Entre les uns et les autres, aucune entente ne sera possible. « Dieu a mis, dit Montfort, des inimitiés, des antipathies, des haines secrètes, entre les vrais enfants et serviteurs de la Sainte Vierge et les enfants et esclaves du démon. Ils ne s’aiment point mutuellement, ils n’ont point de correspondance intérieure les uns avec les autres.
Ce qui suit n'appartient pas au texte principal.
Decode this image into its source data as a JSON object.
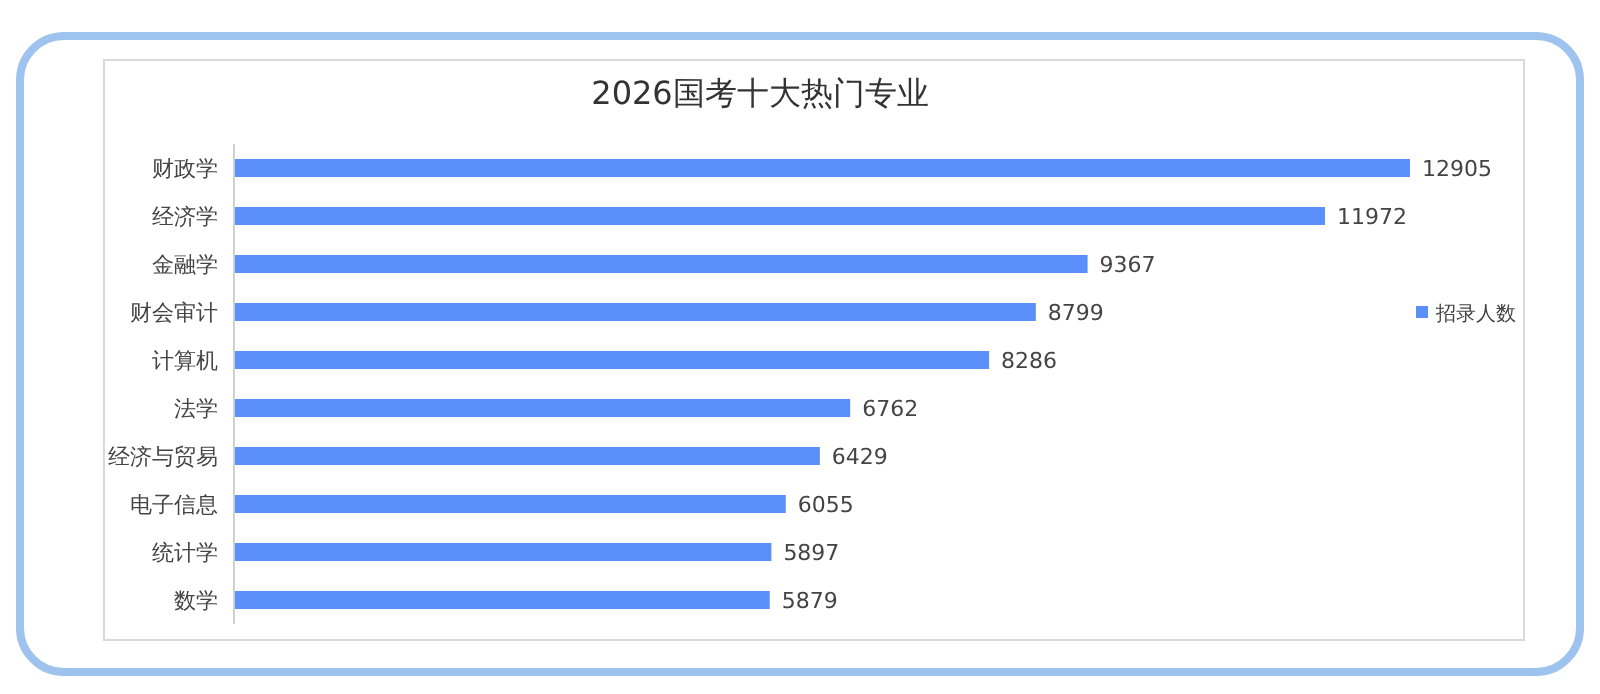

« Les enfants de Bélial, les esclaves de Satan, les amis du monde (car c’est la même chose, ont toujours persécuté jusqu’ici et persécuteront plus que jamais ceux et celles qui appartiennent à la Très Sainte Vierge, comme autrefois Caïn persécuta son frère Abel, et Esaü son frère Jacob, qui sont les figures des réprouvés et des prédestinés. Mais l’humble Marie aura toujours la victoire sur cet orgueilleux, et si grande, qu’elle ira jusqu’à lui écraser la tête où réside son orgueil. Elle découvrira toujours sa malice de serpent…» (VD n° 54).
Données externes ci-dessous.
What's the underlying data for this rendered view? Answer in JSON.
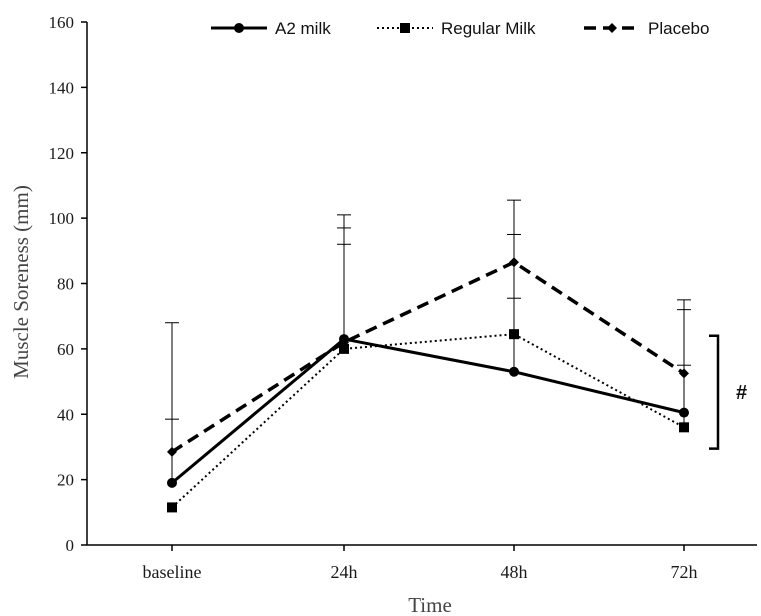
{
  "chart_data": {
    "type": "line",
    "title": "",
    "xlabel": "Time",
    "ylabel": "Muscle Soreness (mm)",
    "categories": [
      "baseline",
      "24h",
      "48h",
      "72h"
    ],
    "ylim": [
      0,
      160
    ],
    "yticks": [
      0,
      20,
      40,
      60,
      80,
      100,
      120,
      140,
      160
    ],
    "grid": false,
    "legend_position": "top",
    "series": [
      {
        "name": "A2 milk",
        "style": "solid",
        "marker": "circle",
        "color": "#000000",
        "values": [
          19,
          63,
          53,
          40.5
        ],
        "error_upper": [
          38.5,
          92,
          75.5,
          55
        ]
      },
      {
        "name": "Regular Milk",
        "style": "dotted",
        "marker": "square",
        "color": "#000000",
        "values": [
          11.5,
          60,
          64.5,
          36
        ],
        "error_upper": [
          null,
          97,
          95,
          72
        ]
      },
      {
        "name": "Placebo",
        "style": "dashed",
        "marker": "diamond",
        "color": "#000000",
        "values": [
          28.5,
          62,
          86.5,
          52.5
        ],
        "error_upper": [
          68,
          101,
          105.5,
          75
        ]
      }
    ],
    "annotation": {
      "text": "#",
      "bracket_range": [
        29.5,
        64
      ]
    }
  }
}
Au temps de l’Incarnation, elle lui a déjà arraché, par son divin Fils, cet empire du monde qu’il détenait sans conteste depuis des millénaires. Au matin de Pentecôte, elle a opposé à sa haine la force irrésistible de conquête de l’Église naissante. La prédication des apôtres, soutenue par la vertu de l’Esprit-Saint, lui a permis d’engendrer des enfants innombrables et de voir surgir des chrétientés magnifiques. Pendant près de quatre siècles, les empereurs païens ont déchaîné persécutions sur persécutions, qui ont fait des milliers de martyrs. Ces persécutions sont les morsures de la race du Serpent contre la descendance spirituelle de Marie, contre « les autres enfants de la Femme », revêtue du soleil et couronnée d’étoiles (Apoc. XII, 17). Satan, par ses suppôts, s’est acharné à meurtrir leurs corps par toutes sortes de tortures, jusqu’à provoquer la mort violente. Comme il a persécuté le Christ, il a persécuté les premiers chrétiens.

Il en a toujours été ainsi dans la vie de l’Église. Sur toutes les plages où les missionnaires sont venus annoncer la Vierge et son divin Fils, ceux-ci ont arraché quantité d’âmes à Satan ; mais Satan n’a pas tardé à susciter contre eux de sanglantes persécutions. Néanmoins, les martyrs ont toujours triomphé de leurs bourreaux, et leur sang versé est devenu une semence de nouvelles chrétientés pour Marie.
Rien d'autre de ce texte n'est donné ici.